Glossary

Last updated: 2019-04-24 10:39:38

PDF

Sparkling Cluster

In exclusive mode, a Sparkling cluster is the core Sparkling Data Warehouse Suite component, composing of master nodes and worker nodes. Worker nodes can be divided into core nodes and elastic compute nodes.

Core Node

This is the basic storage and computation unit of a cluster. Each cluster has at least one core node. A core node includes the storage and computation engines, which can be manually or automatically scaled up but not down. As the number of core nodes increases, the cluster capacity and performance can be linearly increased.

Elastic Compute Node

Sparkling clusters support the separation of storage and computation to facilitate scheduling different types of computing loads.

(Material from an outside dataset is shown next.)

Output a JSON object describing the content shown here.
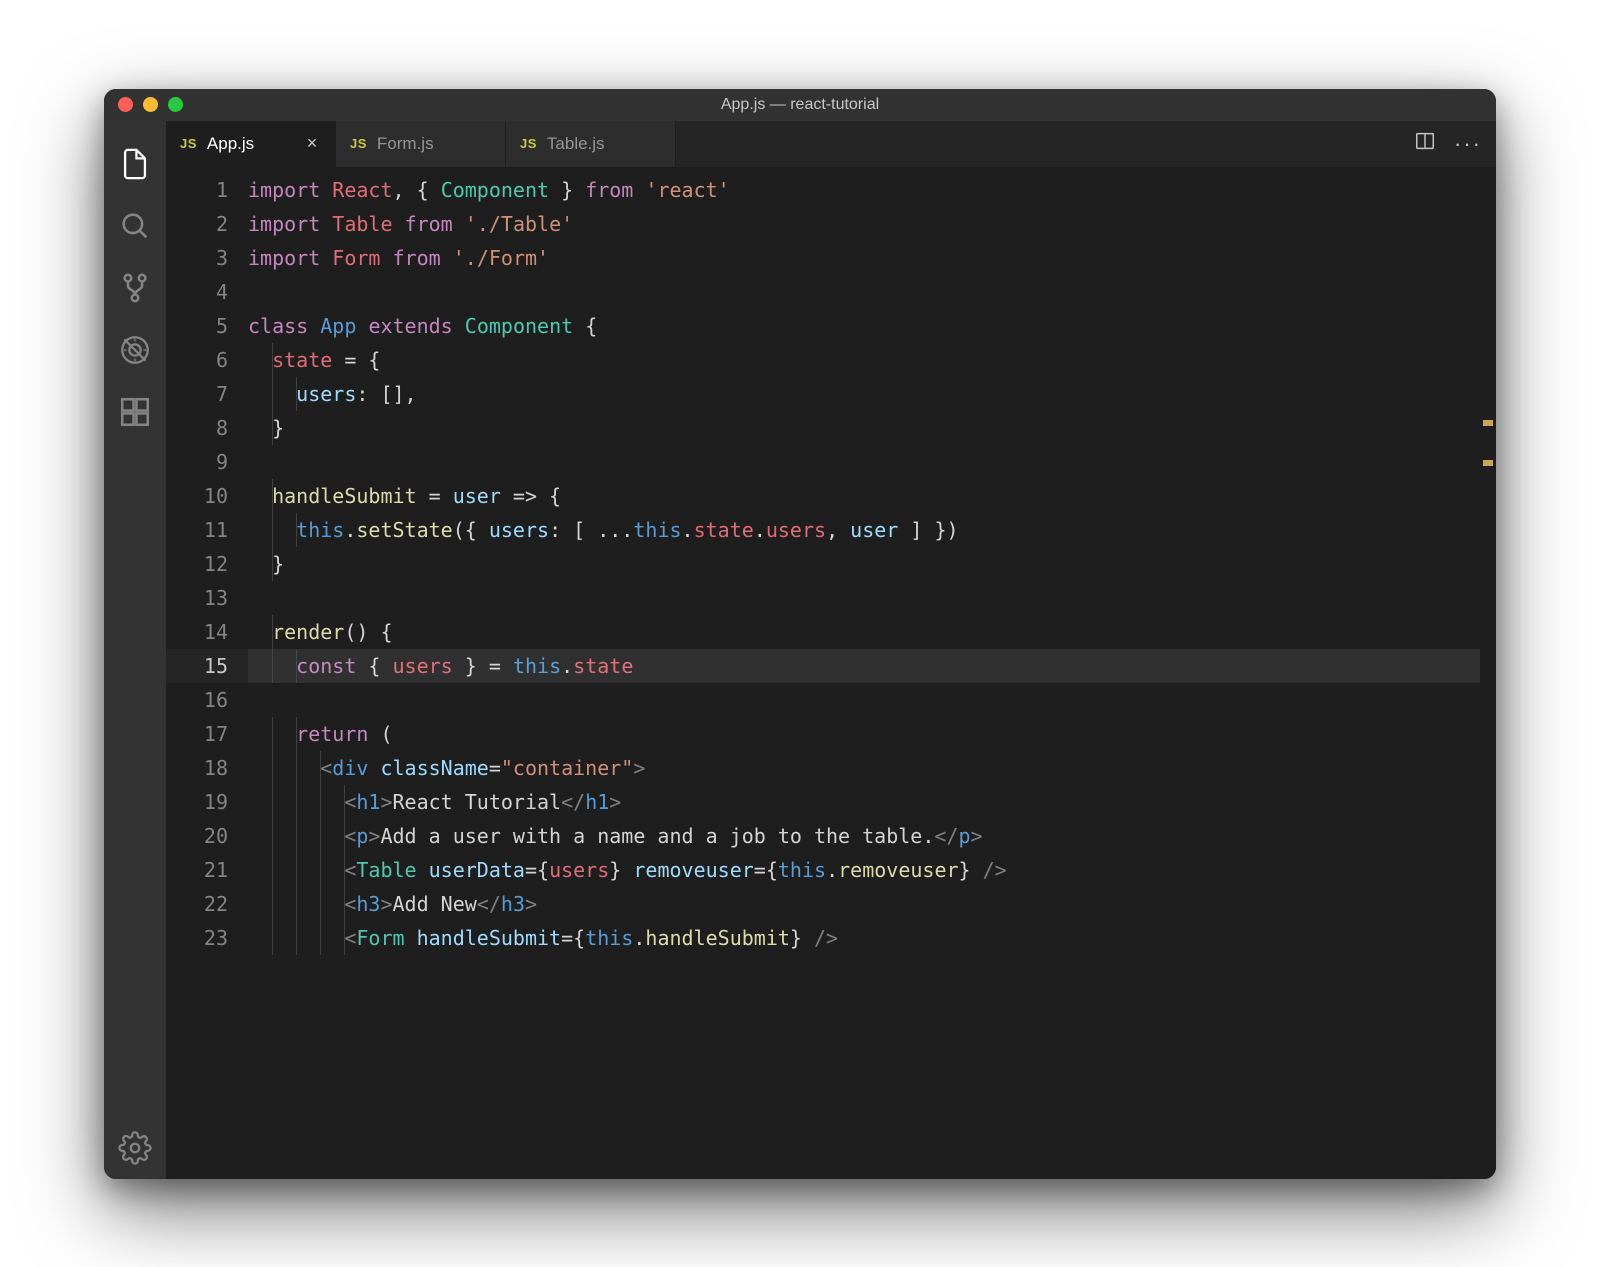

An elastic compute node only includes the computation engine, which can be manually or automatically scaled up or down elastically as needed.

Data Studio

Sparkling includes two core components: Data Studio data engineering and science platform and Sparkling data warehouse. Data Studio is a visual console for Sparkling users, which enables a rich set of data-related operations such as integration, management, development, analysis visualization, modeling, governance, ETL, computation and processing as well as cluster management and task scheduling.

Apache Spark

As an advanced project in the Apache community, Apache Spark is a new-generation big data processing framework built around speed, ease of use and complicated analysis. It has become a world-class mainstream distributed big data processing framework.